How is that indistinguishable from being found guilty in court? A prosecutor presents only the evidence that will persuade the grand jury to indict and follows it up by asking a judge to set an exorbitant bail. For Carter, he may as well have been found guilty by a jury, for all the difference "it's only an indictment" made. Since his family couldn't afford the bail, Carter remained imprisoned, despite not having been found guilty of any crime.

Running 276 cases through in four hours is grossly irresponsible, and it put an unknown number of people into a position like Carter's -- jailed but still supposedly "innocent until proven guilty." For a large majority of Americans, a bail amount even 1/10th of Carter's $500,000 is unaffordable. Once indicted and with bail set above what they can afford, they are jailed until they can go to trial and finally start exercising their due process rights, which can often be months after the indictment.

I understand the bail process is in place to help prevent the accused from simply fleeing the country, state or whatever and avoid "justice," but this combination of grand juries and aggressive prosecution seeking excessive bail amounts turns the system into "guilty until proven innocent."

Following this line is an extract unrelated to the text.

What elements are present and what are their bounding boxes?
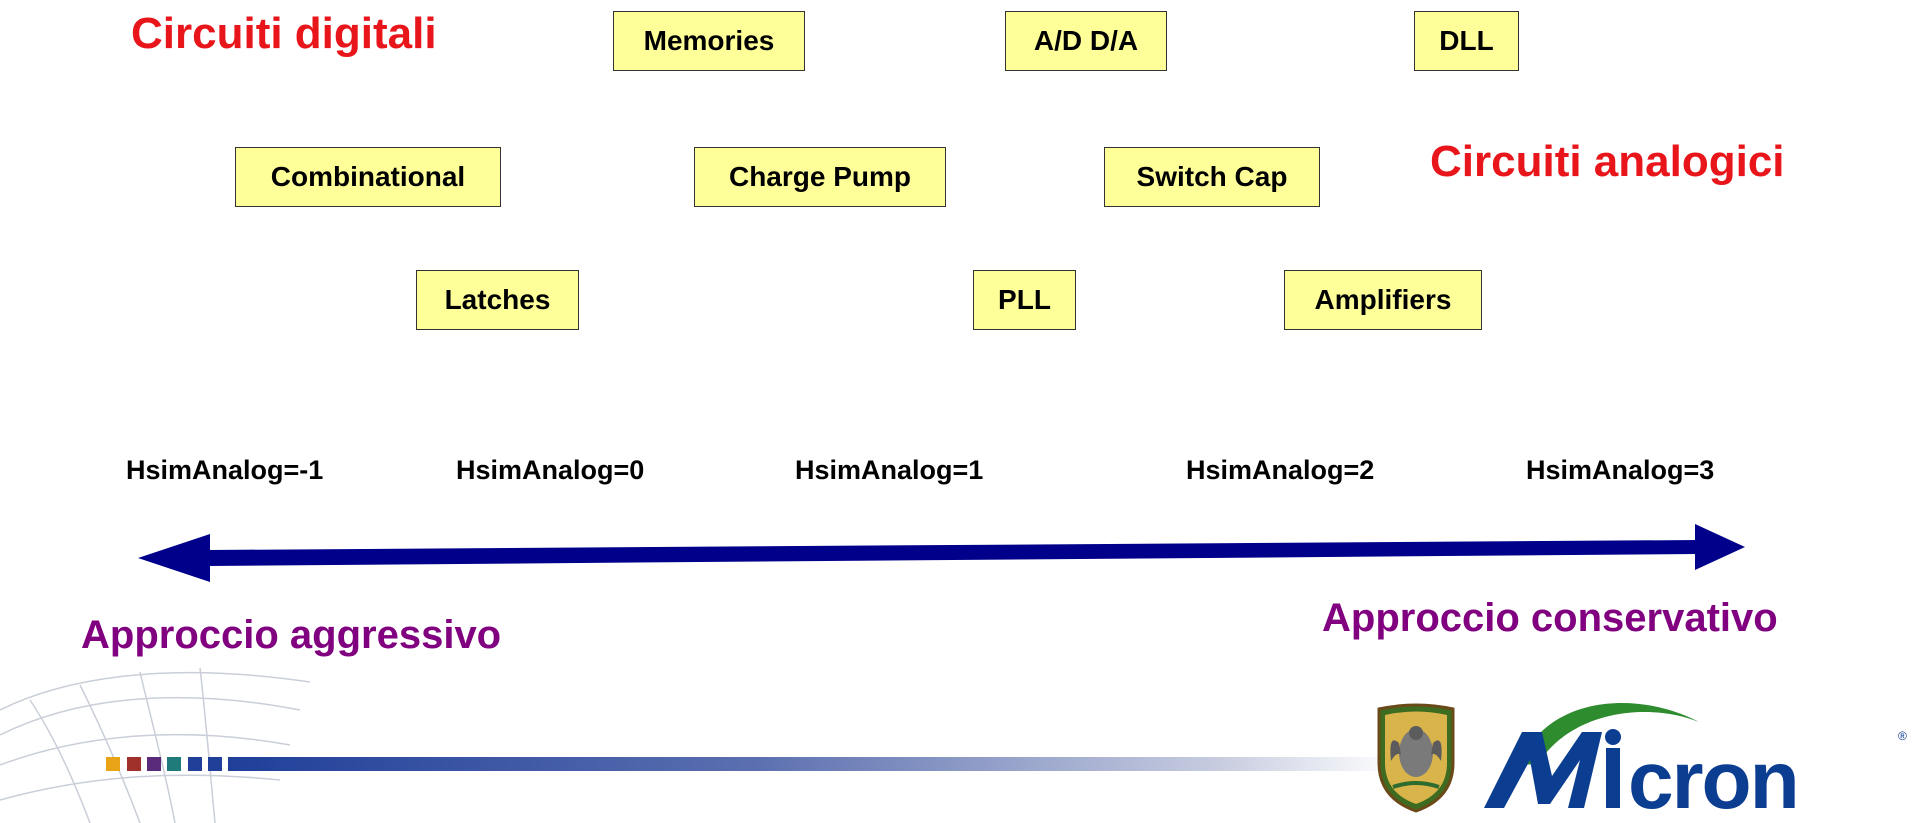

That's not how the system is supposed to work. You're not supposed to be indicted, jailed indefinitely and then finally allowed to face your accusers and a jury of your peers, if and when that date arrives. Grand juries subvert the criminal justice system, turning the merely accused into de facto criminals, indistinguishable from the other prisoners except for the fact that many of their new "peers" have likely had a chance to avail themselves of their constitutional rights.